Todo cambió después de cumplir 11 años. La Armada obligó a «Daddy» a jubilarse al cabo de veinticinco años de servicio, y entonces nos mudamos permanentemente a La Grange. Pasó de ser un master chief petty officer (el máximo grado de suboficial al que se puede ascender en la Armada) a ser un hombre negro que vivía en una granja en Carolina del Norte. Sin la responsabilidad y el respeto que se le otorgaba en la Armada, «Daddy» fue perdiendo su autoestima. Empezó a beber y a desahogar su frustración y su rabia con mi madre. «Daddy» nunca nos pegó ni a mí, ni a mis hermanos, ni a mi hermana. Pero sí pegaba a mi madre. Cuando le pegaba, mi madre gritaba e intentaba pelear, pero era una mujer menuda. Con su tamaño y su fuerza, él podía más que ella. Nunca sabíamos cuándo iba a tener la siguiente explosión de ira y amargura. Nada nos alertaba con antelación de cómo iba a reaccionar en un momento dado, de modo que vivíamos en una confusión y un temor constantes.
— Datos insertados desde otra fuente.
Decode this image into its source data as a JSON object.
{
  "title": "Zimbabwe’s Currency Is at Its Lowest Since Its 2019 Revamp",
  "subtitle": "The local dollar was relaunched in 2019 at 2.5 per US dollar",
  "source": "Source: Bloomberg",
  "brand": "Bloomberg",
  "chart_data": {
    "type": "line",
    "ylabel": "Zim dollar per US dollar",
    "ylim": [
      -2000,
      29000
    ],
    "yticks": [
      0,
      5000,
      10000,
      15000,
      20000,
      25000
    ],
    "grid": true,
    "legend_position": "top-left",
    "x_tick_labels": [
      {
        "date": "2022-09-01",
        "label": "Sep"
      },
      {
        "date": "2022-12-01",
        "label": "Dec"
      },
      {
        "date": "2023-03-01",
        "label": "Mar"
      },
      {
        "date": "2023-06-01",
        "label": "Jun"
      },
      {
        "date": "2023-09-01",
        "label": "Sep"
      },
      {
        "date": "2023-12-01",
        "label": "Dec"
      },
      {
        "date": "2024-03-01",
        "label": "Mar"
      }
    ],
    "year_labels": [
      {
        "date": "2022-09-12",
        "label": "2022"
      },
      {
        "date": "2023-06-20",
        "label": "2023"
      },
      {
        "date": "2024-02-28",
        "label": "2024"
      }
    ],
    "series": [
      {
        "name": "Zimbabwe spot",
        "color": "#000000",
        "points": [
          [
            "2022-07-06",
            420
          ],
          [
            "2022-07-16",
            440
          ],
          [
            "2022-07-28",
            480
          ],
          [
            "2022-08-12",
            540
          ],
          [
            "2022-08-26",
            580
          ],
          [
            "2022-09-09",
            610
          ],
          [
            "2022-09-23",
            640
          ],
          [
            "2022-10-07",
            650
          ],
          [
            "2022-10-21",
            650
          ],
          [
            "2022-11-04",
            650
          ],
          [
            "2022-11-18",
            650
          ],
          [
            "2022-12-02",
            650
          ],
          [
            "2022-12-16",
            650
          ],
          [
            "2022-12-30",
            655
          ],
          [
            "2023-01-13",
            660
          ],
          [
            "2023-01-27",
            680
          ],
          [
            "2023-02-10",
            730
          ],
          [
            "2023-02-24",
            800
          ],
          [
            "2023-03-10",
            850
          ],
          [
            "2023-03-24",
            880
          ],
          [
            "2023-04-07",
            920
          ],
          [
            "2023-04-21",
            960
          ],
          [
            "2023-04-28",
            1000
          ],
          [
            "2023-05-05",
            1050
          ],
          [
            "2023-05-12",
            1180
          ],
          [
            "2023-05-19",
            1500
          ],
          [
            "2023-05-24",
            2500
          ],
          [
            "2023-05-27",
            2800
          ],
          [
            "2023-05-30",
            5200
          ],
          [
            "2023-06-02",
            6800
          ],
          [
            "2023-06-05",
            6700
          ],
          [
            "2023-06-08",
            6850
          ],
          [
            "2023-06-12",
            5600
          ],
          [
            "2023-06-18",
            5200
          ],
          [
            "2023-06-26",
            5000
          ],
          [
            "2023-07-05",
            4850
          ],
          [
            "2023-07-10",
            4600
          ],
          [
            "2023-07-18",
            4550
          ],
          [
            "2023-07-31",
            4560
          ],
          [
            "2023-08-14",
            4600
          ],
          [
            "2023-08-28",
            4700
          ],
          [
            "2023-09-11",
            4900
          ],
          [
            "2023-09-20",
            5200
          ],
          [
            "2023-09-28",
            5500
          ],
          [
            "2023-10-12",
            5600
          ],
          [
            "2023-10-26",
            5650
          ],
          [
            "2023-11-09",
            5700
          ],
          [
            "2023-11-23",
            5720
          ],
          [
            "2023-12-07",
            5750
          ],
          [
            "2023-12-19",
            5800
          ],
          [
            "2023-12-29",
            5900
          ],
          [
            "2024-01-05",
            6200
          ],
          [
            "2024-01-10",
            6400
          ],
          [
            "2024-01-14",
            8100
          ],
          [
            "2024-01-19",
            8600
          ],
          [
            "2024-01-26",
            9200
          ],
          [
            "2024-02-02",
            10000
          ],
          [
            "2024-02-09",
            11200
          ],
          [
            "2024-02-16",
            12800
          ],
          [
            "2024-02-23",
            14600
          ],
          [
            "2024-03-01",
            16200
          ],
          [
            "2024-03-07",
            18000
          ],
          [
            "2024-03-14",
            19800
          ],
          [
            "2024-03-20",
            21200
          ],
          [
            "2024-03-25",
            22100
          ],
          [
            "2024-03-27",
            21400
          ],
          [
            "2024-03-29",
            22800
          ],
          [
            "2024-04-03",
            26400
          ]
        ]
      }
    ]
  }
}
Una vez le dio tal paliza a mi madre que las hermanas de «Daddy» vinieron a verla y le dijeron que temían por su vida, que si no se marchaba, él podría acabar matándola. Mi madre no quería marcharse, pero algo le decía que si seguía con «Daddy» corría peligro. Tarde o temprano, la violencia que ejercía contra ella acabaría usándola contra sus hijos. Ideó un plan secreto con las hermanas de «Daddy» para escaparse y llevarnos consigo. Debido a su escasa educación y experiencia, el único lugar donde se sentía segura era Nueva Orleans, donde nació y se crió. Así que su destino era Nueva Orleans.